There are three parts to the solution.

The first part requires us to simulate Mirko's moves. As suggested by the problem statement, a doubly-linked list is to be used, supporting three operations ("erase", "insert before" and "insert after").

The second part requires us to find the smallest set of nodes to be moved to bring the list back to its starting state. Note that this is equivalent to finding the largest set of nodes that will not be moved, or the longest increasing subsequence (not necessarily contiguous). The longest increasing subsequence is found as follows.

Let ~M[d]~ be the smallest number that can end an increasing subsequence of length ~d~. ~M~ is then a (not necessarily strictly) increasing sequence – if an increasing subsequence of length ~d+1~ can end in ~x~, then so can a subsequence of length ~d~.

Let ~M[0] = 0~ and ~M[d>0] = \infty~ to start with. Iterate the list left to right, and for each number ~x~:

The number ~x~ can extend any subsequence ending in a number less than ~x~. We use binary search to find the largest ~d~ so that ~M[d] < x~. Appending ~x~ to that subsequence, the length becomes ~d+1~, so we set ~M[d+1] = x~.

The length of the longest increasing subsequence is the largest ~d~ for which ~M[d]~ is finite. The solution is then ~N-d~.
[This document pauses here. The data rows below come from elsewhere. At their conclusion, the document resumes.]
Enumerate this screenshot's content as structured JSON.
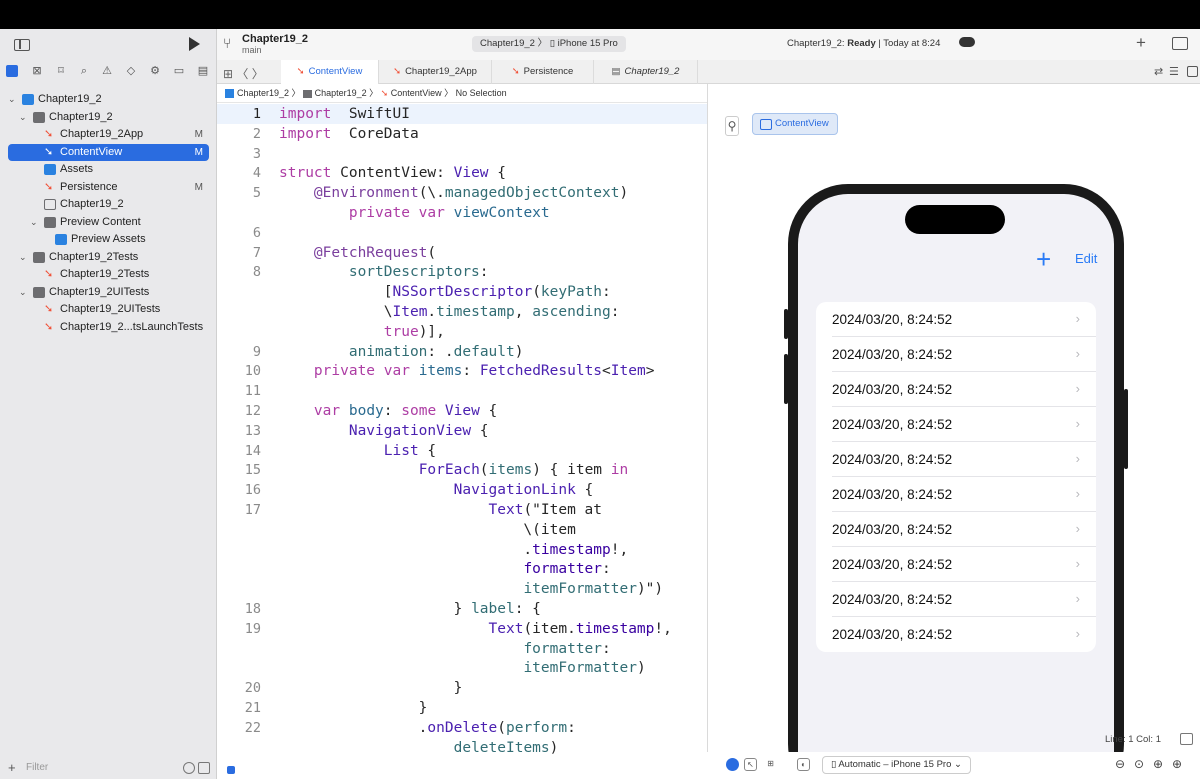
{
  "window": {
    "project_name": "Chapter19_2",
    "branch": "main",
    "scheme_target": "Chapter19_2",
    "scheme_device": "iPhone 15 Pro",
    "status_prefix": "Chapter19_2: ",
    "status_bold": "Ready",
    "status_suffix": " | Today at 8:24"
  },
  "tabs": [
    {
      "label": "ContentView",
      "active": true
    },
    {
      "label": "Chapter19_2App",
      "active": false
    },
    {
      "label": "Persistence",
      "active": false
    },
    {
      "label": "Chapter19_2",
      "active": false
    }
  ],
  "jumpbar": {
    "items": [
      "Chapter19_2",
      "Chapter19_2",
      "ContentView",
      "No Selection"
    ]
  },
  "navigator": {
    "items": [
      {
        "label": "Chapter19_2",
        "level": 0,
        "kind": "project",
        "expanded": true,
        "badge": ""
      },
      {
        "label": "Chapter19_2",
        "level": 1,
        "kind": "folder",
        "expanded": true,
        "badge": ""
      },
      {
        "label": "Chapter19_2App",
        "level": 2,
        "kind": "swift",
        "badge": "M"
      },
      {
        "label": "ContentView",
        "level": 2,
        "kind": "swift",
        "badge": "M",
        "selected": true
      },
      {
        "label": "Assets",
        "level": 2,
        "kind": "assets",
        "badge": ""
      },
      {
        "label": "Persistence",
        "level": 2,
        "kind": "swift",
        "badge": "M"
      },
      {
        "label": "Chapter19_2",
        "level": 2,
        "kind": "datamodel",
        "badge": ""
      },
      {
        "label": "Preview Content",
        "level": 2,
        "kind": "folder",
        "expanded": true,
        "badge": ""
      },
      {
        "label": "Preview Assets",
        "level": 3,
        "kind": "assets",
        "badge": ""
      },
      {
        "label": "Chapter19_2Tests",
        "level": 1,
        "kind": "folder",
        "expanded": true,
        "badge": ""
      },
      {
        "label": "Chapter19_2Tests",
        "level": 2,
        "kind": "swift",
        "badge": ""
      },
      {
        "label": "Chapter19_2UITests",
        "level": 1,
        "kind": "folder",
        "expanded": true,
        "badge": ""
      },
      {
        "label": "Chapter19_2UITests",
        "level": 2,
        "kind": "swift",
        "badge": ""
      },
      {
        "label": "Chapter19_2...tsLaunchTests",
        "level": 2,
        "kind": "swift",
        "badge": ""
      }
    ],
    "filter_placeholder": "Filter"
  },
  "editor": {
    "line_numbers": [
      "1",
      "2",
      "3",
      "4",
      "5",
      "",
      "6",
      "7",
      "8",
      "",
      "",
      "",
      "9",
      "10",
      "11",
      "12",
      "13",
      "14",
      "15",
      "16",
      "17",
      "",
      "",
      "",
      "",
      "18",
      "19",
      "",
      "",
      "20",
      "21",
      "22",
      ""
    ],
    "lines": [
      [
        [
          "kw",
          "import"
        ],
        [
          "",
          "  SwiftUI"
        ]
      ],
      [
        [
          "kw",
          "import"
        ],
        [
          "",
          "  CoreData"
        ]
      ],
      [
        [
          "",
          ""
        ]
      ],
      [
        [
          "kw",
          "struct"
        ],
        [
          "",
          " ContentView: "
        ],
        [
          "ty",
          "View"
        ],
        [
          "",
          " {"
        ]
      ],
      [
        [
          "",
          " "
        ],
        [
          "at",
          "   @Environment"
        ],
        [
          "",
          "(\\."
        ],
        [
          "mth",
          "managedObjectContext"
        ],
        [
          "",
          ")"
        ]
      ],
      [
        [
          "",
          "        "
        ],
        [
          "kw",
          "private var"
        ],
        [
          "",
          " "
        ],
        [
          "fn",
          "viewContext"
        ]
      ],
      [
        [
          "",
          ""
        ]
      ],
      [
        [
          "",
          "    "
        ],
        [
          "at",
          "@FetchRequest"
        ],
        [
          "",
          "("
        ]
      ],
      [
        [
          "",
          "        "
        ],
        [
          "mth",
          "sortDescriptors"
        ],
        [
          "",
          ":"
        ]
      ],
      [
        [
          "",
          "            ["
        ],
        [
          "ty",
          "NSSortDescriptor"
        ],
        [
          "",
          "("
        ],
        [
          "mth",
          "keyPath"
        ],
        [
          "",
          ":"
        ]
      ],
      [
        [
          "",
          "            \\"
        ],
        [
          "ty",
          "Item"
        ],
        [
          "",
          "."
        ],
        [
          "mth",
          "timestamp"
        ],
        [
          "",
          ", "
        ],
        [
          "mth",
          "ascending"
        ],
        [
          "",
          ":"
        ]
      ],
      [
        [
          "",
          "            "
        ],
        [
          "kw",
          "true"
        ],
        [
          "",
          ")],"
        ]
      ],
      [
        [
          "",
          "        "
        ],
        [
          "mth",
          "animation"
        ],
        [
          "",
          ": ."
        ],
        [
          "mth",
          "default"
        ],
        [
          "",
          ")"
        ]
      ],
      [
        [
          "",
          "    "
        ],
        [
          "kw",
          "private var"
        ],
        [
          "",
          " "
        ],
        [
          "fn",
          "items"
        ],
        [
          "",
          ": "
        ],
        [
          "ty",
          "FetchedResults"
        ],
        [
          "",
          "<"
        ],
        [
          "ty",
          "Item"
        ],
        [
          "",
          ">"
        ]
      ],
      [
        [
          "",
          ""
        ]
      ],
      [
        [
          "",
          "    "
        ],
        [
          "kw",
          "var"
        ],
        [
          "",
          " "
        ],
        [
          "fn",
          "body"
        ],
        [
          "",
          ": "
        ],
        [
          "kw",
          "some"
        ],
        [
          "",
          " "
        ],
        [
          "ty",
          "View"
        ],
        [
          "",
          " {"
        ]
      ],
      [
        [
          "",
          "        "
        ],
        [
          "ty",
          "NavigationView"
        ],
        [
          "",
          " {"
        ]
      ],
      [
        [
          "",
          "            "
        ],
        [
          "ty",
          "List"
        ],
        [
          "",
          " {"
        ]
      ],
      [
        [
          "",
          "                "
        ],
        [
          "ty",
          "ForEach"
        ],
        [
          "",
          "("
        ],
        [
          "mth",
          "items"
        ],
        [
          "",
          ") { item "
        ],
        [
          "kw",
          "in"
        ]
      ],
      [
        [
          "",
          "                    "
        ],
        [
          "ty",
          "NavigationLink"
        ],
        [
          "",
          " {"
        ]
      ],
      [
        [
          "",
          "                        "
        ],
        [
          "ty",
          "Text"
        ],
        [
          "",
          "(\"Item at"
        ]
      ],
      [
        [
          "",
          "                            \\(item"
        ]
      ],
      [
        [
          "",
          "                            ."
        ],
        [
          "pr",
          "timestamp"
        ],
        [
          "",
          "!,"
        ]
      ],
      [
        [
          "",
          "                            "
        ],
        [
          "pr",
          "formatter"
        ],
        [
          "",
          ":"
        ]
      ],
      [
        [
          "",
          "                            "
        ],
        [
          "mth",
          "itemFormatter"
        ],
        [
          "",
          ")\")"
        ]
      ],
      [
        [
          "",
          "                    } "
        ],
        [
          "mth",
          "label"
        ],
        [
          "",
          ": {"
        ]
      ],
      [
        [
          "",
          "                        "
        ],
        [
          "ty",
          "Text"
        ],
        [
          "",
          "(item."
        ],
        [
          "pr",
          "timestamp"
        ],
        [
          "",
          "!,"
        ]
      ],
      [
        [
          "",
          "                            "
        ],
        [
          "mth",
          "formatter"
        ],
        [
          "",
          ":"
        ]
      ],
      [
        [
          "",
          "                            "
        ],
        [
          "mth",
          "itemFormatter"
        ],
        [
          "",
          ")"
        ]
      ],
      [
        [
          "",
          "                    }"
        ]
      ],
      [
        [
          "",
          "                }"
        ]
      ],
      [
        [
          "",
          "                ."
        ],
        [
          "ty",
          "onDelete"
        ],
        [
          "",
          "("
        ],
        [
          "mth",
          "perform"
        ],
        [
          "",
          ":"
        ]
      ],
      [
        [
          "",
          "                    "
        ],
        [
          "mth",
          "deleteItems"
        ],
        [
          "",
          ")"
        ]
      ]
    ]
  },
  "preview": {
    "tab_label": "ContentView",
    "nav_plus": "+",
    "nav_edit": "Edit",
    "rows": [
      "2024/03/20, 8:24:52",
      "2024/03/20, 8:24:52",
      "2024/03/20, 8:24:52",
      "2024/03/20, 8:24:52",
      "2024/03/20, 8:24:52",
      "2024/03/20, 8:24:52",
      "2024/03/20, 8:24:52",
      "2024/03/20, 8:24:52",
      "2024/03/20, 8:24:52",
      "2024/03/20, 8:24:52"
    ],
    "device_selector": "Automatic – iPhone 15 Pro"
  },
  "statusbar": {
    "line_col": "Line: 1  Col: 1"
  },
  "colors": {
    "accent": "#2a6ce0",
    "swift": "#f05138",
    "ios_blue": "#2a7bf6"
  }
}
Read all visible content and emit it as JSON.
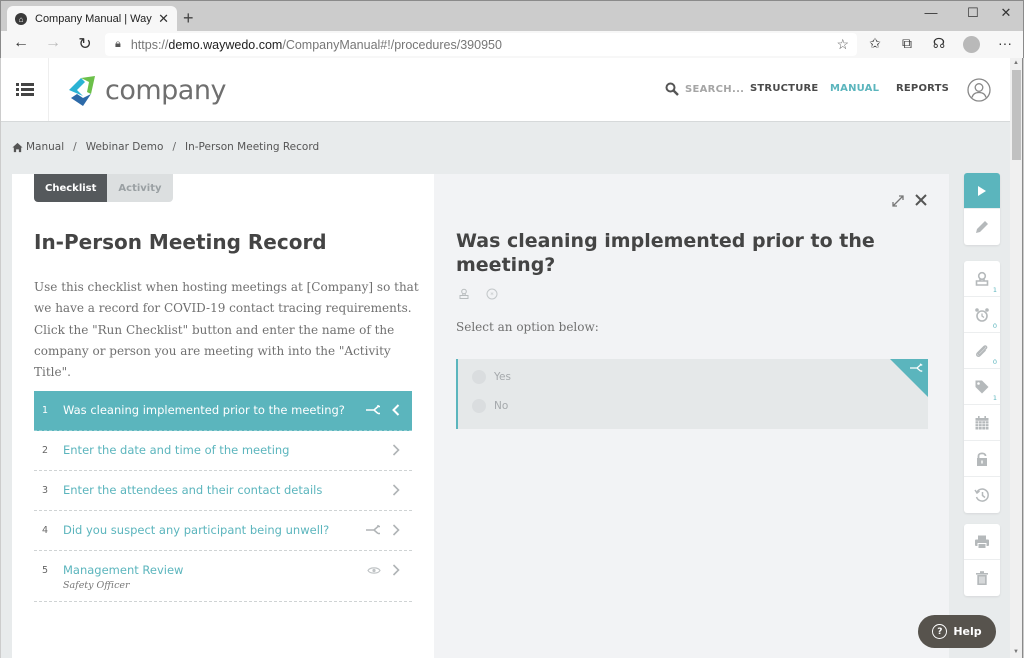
{
  "browser": {
    "tab_title": "Company Manual | Way We Do",
    "url_scheme": "https://",
    "url_host": "demo.waywedo.com",
    "url_path": "/CompanyManual#!/procedures/390950",
    "icons": [
      "back-icon",
      "forward-icon",
      "refresh-icon",
      "lock-icon",
      "favorite-star-icon",
      "favorites-list-icon",
      "collections-icon",
      "feedback-icon",
      "profile-icon",
      "more-icon"
    ]
  },
  "header": {
    "brand": "company",
    "search_placeholder": "SEARCH...",
    "nav": [
      {
        "label": "STRUCTURE",
        "active": false
      },
      {
        "label": "MANUAL",
        "active": true
      },
      {
        "label": "REPORTS",
        "active": false
      }
    ],
    "accent_color": "#5bb5bd"
  },
  "breadcrumb": [
    "Manual",
    "Webinar Demo",
    "In-Person Meeting Record"
  ],
  "left": {
    "tabs": [
      {
        "label": "Checklist",
        "active": true
      },
      {
        "label": "Activity",
        "active": false
      }
    ],
    "title": "In-Person Meeting Record",
    "description": "Use this checklist when hosting meetings at [Company] so that we have a record for COVID-19 contact tracing requirements. Click the \"Run Checklist\" button and enter the name of the company or person you are meeting with into the \"Activity Title\".",
    "steps": [
      {
        "num": "1",
        "label": "Was cleaning implemented prior to the meeting?",
        "sub": "",
        "active": true,
        "icons": [
          "branch-icon",
          "chevron-left-icon"
        ]
      },
      {
        "num": "2",
        "label": "Enter the date and time of the meeting",
        "sub": "",
        "active": false,
        "icons": [
          "chevron-right-icon"
        ]
      },
      {
        "num": "3",
        "label": "Enter the attendees and their contact details",
        "sub": "",
        "active": false,
        "icons": [
          "chevron-right-icon"
        ]
      },
      {
        "num": "4",
        "label": "Did you suspect any participant being unwell?",
        "sub": "",
        "active": false,
        "icons": [
          "branch-icon",
          "chevron-right-icon"
        ]
      },
      {
        "num": "5",
        "label": "Management Review",
        "sub": "Safety Officer",
        "active": false,
        "icons": [
          "eye-icon",
          "chevron-right-icon"
        ]
      }
    ]
  },
  "right": {
    "question": "Was cleaning implemented prior to the meeting?",
    "prompt": "Select an option below:",
    "options": [
      "Yes",
      "No"
    ]
  },
  "toolbar": {
    "counts": {
      "assignee": "1",
      "reminders": "0",
      "attachments": "0",
      "tags": "1"
    }
  },
  "help": {
    "label": "Help"
  }
}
In the third part we find the sequence of moves that restores the list's original state. Extract the numbers that form the longest increasing subsequence into a separate sequence ~A~ (sorted in increasing order). The following algorithm generates the desired sequence of moves:

for each number x from 1 to N not in A
  let y be the smallest number in A such that y > x
  if there is no such y then
    move x to the end of the list
  else
    move x in front of y